Somos desde então os únicos hominídeos que restaram no planeta. Arsuaga chega a dar para a extinção dos neandertais uma pista relacionada a essa diferença cognitiva entre a nossa espécie e a deles quando afirma
“A grande vantagem que derivou deste peculiar defeito é que ajudou o homem a entender os fenômenos naturais. Se a consciência individual surgiu porque é útil olhar as coisas desde o ponto de vista do outro, a quem também se atribui consciência, o colocar-se no lugar dos demais seres da natureza, quer dizer, reconhecer que têm consciência, é uma forma não-científica, mas eficaz, de fazer Biologia e Geologia. E também Geografia, porque a melhor maneira de se gravar na mente um mapa, e de compartilhá-lo com os demais membros da comunidade, é associando os elementos da paisagem a personagens e histórias.” (pág. 332)

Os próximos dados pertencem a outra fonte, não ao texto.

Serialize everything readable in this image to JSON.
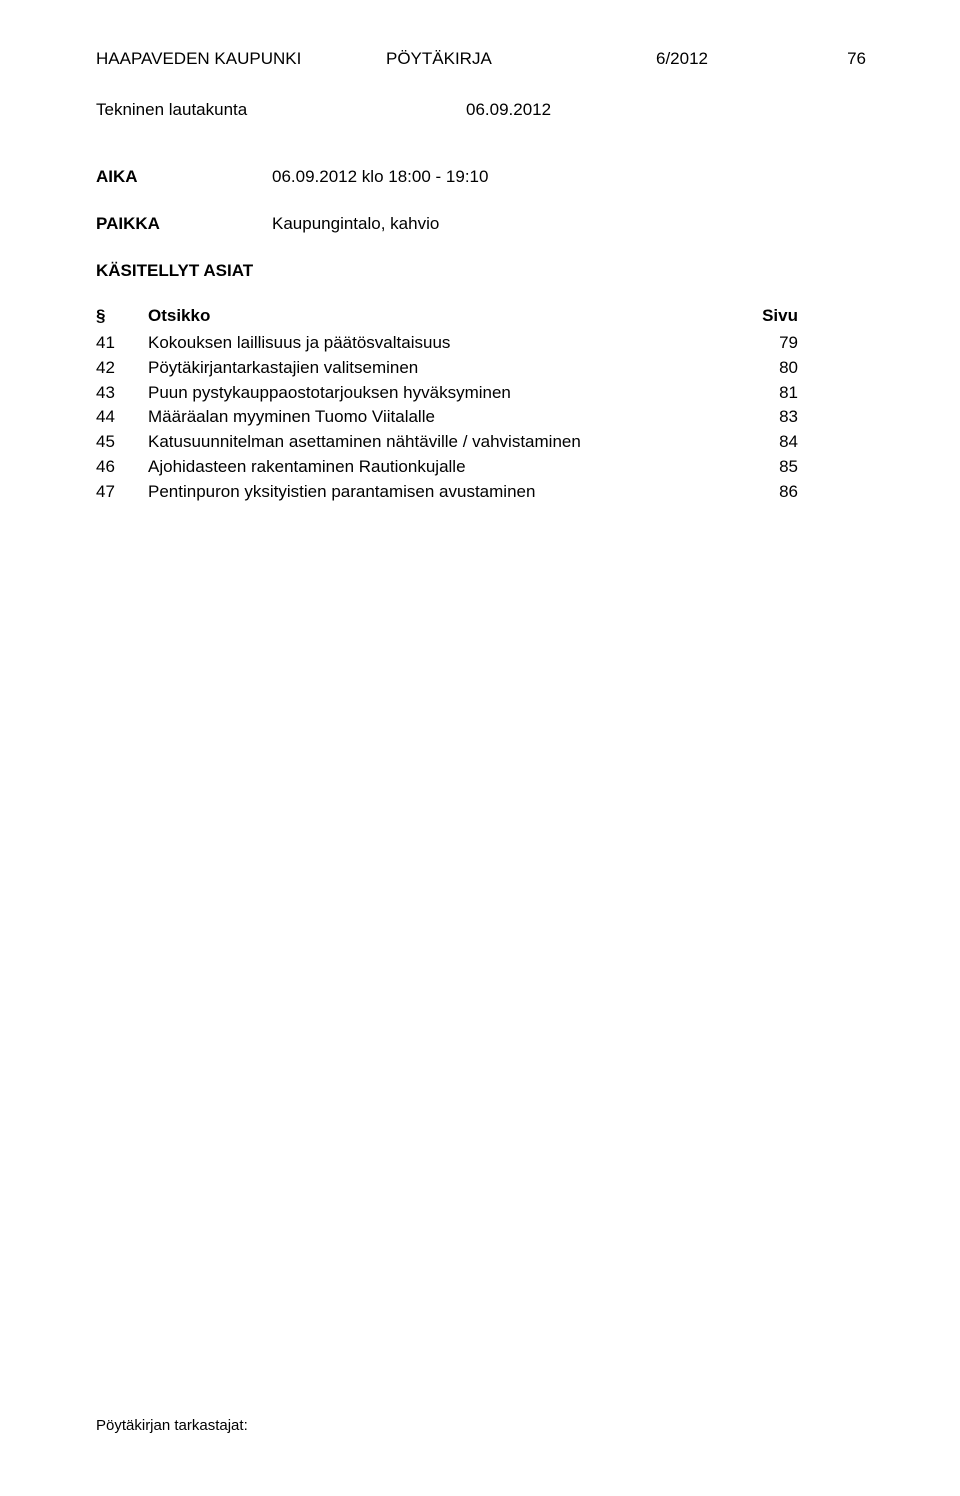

Enfim, somos uma espécie quase incapaz de ver sem atribuir significados automaticamente ao que vê ou seja, com muita dificuldade de nos manter no estado mental semelhante ao que buscam os adeptos de diferentes formas de meditação. E sobrevivemos, apesar dessa “incapacidade” ou talvez justamente graças a ela. Desse modo, vale a pena pensar sobre o que talvez nossa trajetória evolutiva nos teria negado em capacidade cognitiva. Em outras palavras, quem não somos nós?
Referência
Juan-Luis Arsuaga, “O Colar do Neandertal: Em busca dos primeiros pensadores”, tradução de André de Oliveira Lima, apresentação e revisão técnica de Walter Alves Neves, Editora Globo, São Paulo, 2005, 349 págs.